Objectives: The objective is to analyze the efficacy of laryngotraqueal separation (LTS) in eliminating aspiration in children with chronic encephalopathy and its repercussions over the control of pulmonary infections and the impact of quality of life. Methods: Twenty-three children with neurological impairment and diagnosis of chronic aspiration were submitted to laryngotracheal separation at the Associação de Assistência à Criança Deficiente, using modified Lindeman technique.
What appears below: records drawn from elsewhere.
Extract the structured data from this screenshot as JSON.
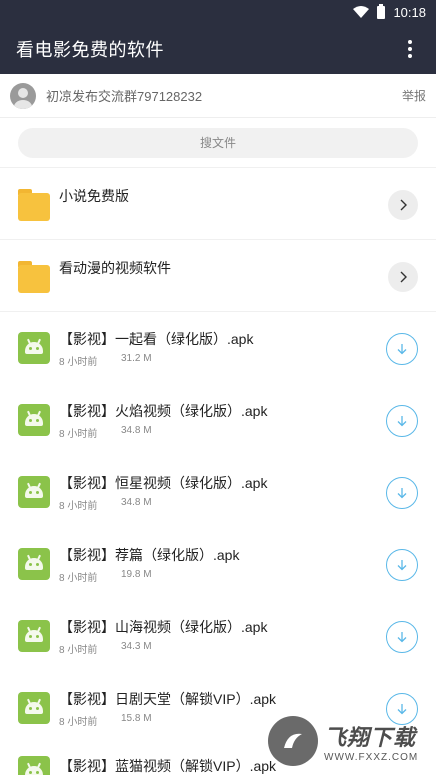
{
  "status_bar": {
    "time": "10:18"
  },
  "app_bar": {
    "title": "看电影免费的软件"
  },
  "publisher": {
    "name": "初凉发布交流群797128232",
    "report_label": "举报"
  },
  "search": {
    "placeholder": "搜文件"
  },
  "folders": [
    {
      "name": "小说免费版"
    },
    {
      "name": "看动漫的视频软件"
    }
  ],
  "files": [
    {
      "name": "【影视】一起看（绿化版）.apk",
      "time": "8 小时前",
      "size": "31.2 M"
    },
    {
      "name": "【影视】火焰视频（绿化版）.apk",
      "time": "8 小时前",
      "size": "34.8 M"
    },
    {
      "name": "【影视】恒星视频（绿化版）.apk",
      "time": "8 小时前",
      "size": "34.8 M"
    },
    {
      "name": "【影视】荐篇（绿化版）.apk",
      "time": "8 小时前",
      "size": "19.8 M"
    },
    {
      "name": "【影视】山海视频（绿化版）.apk",
      "time": "8 小时前",
      "size": "34.3 M"
    },
    {
      "name": "【影视】日剧天堂（解锁VIP）.apk",
      "time": "8 小时前",
      "size": "15.8 M"
    },
    {
      "name": "【影视】蓝猫视频（解锁VIP）.apk"
    }
  ],
  "watermark": {
    "text": "飞翔下载",
    "url": "WWW.FXXZ.COM"
  },
  "colors": {
    "header_bg": "#2b2f3f",
    "folder": "#f7c23e",
    "android": "#8bc34a",
    "download_accent": "#5ab8e8"
  }
}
Age, nutritional status, pulmonary impairment, and presence of tracheostomy and gastrostomy previous to the surgery were described. The results of aspiration control were assessed by comparing pre- and postoperative frequency of hospitalization, pulmonary infections, and respiratory tract secretion levels. Results: Twenty-three children with chronic encephalopathy aged 11 months to 14 years were submitted to laryngotracheal separation. Thirteen children (56.5%) were malnourished. Fourteen children (60.9%) were tracheostomized, and 19 (82.6%) had been submitted to gastrostomy and Nissen fundoplication. All children gained complete control of aspiration, with an incidence of 17.4% of tracheocutaneous fistula. The frequency of hospitalization, number of respiratory infections, and level of secretion were statistically reduced. Only 21.7% of the children were capable of having exclusive oral intake after surgery. Children who had tracheostomy and gastrostomy with Nissen fundoplication previous to laryngotracheal separation presented mild pulmonary complications. Conclusions: Laryngotracheal separation is an effective technique to be used in children with chronic encephalopathy, reaching aspiration control in 100% of the patients. The reduction in frequency of hospitalization, pulmonary infections, and level of secretion has impact on general health and quality of life.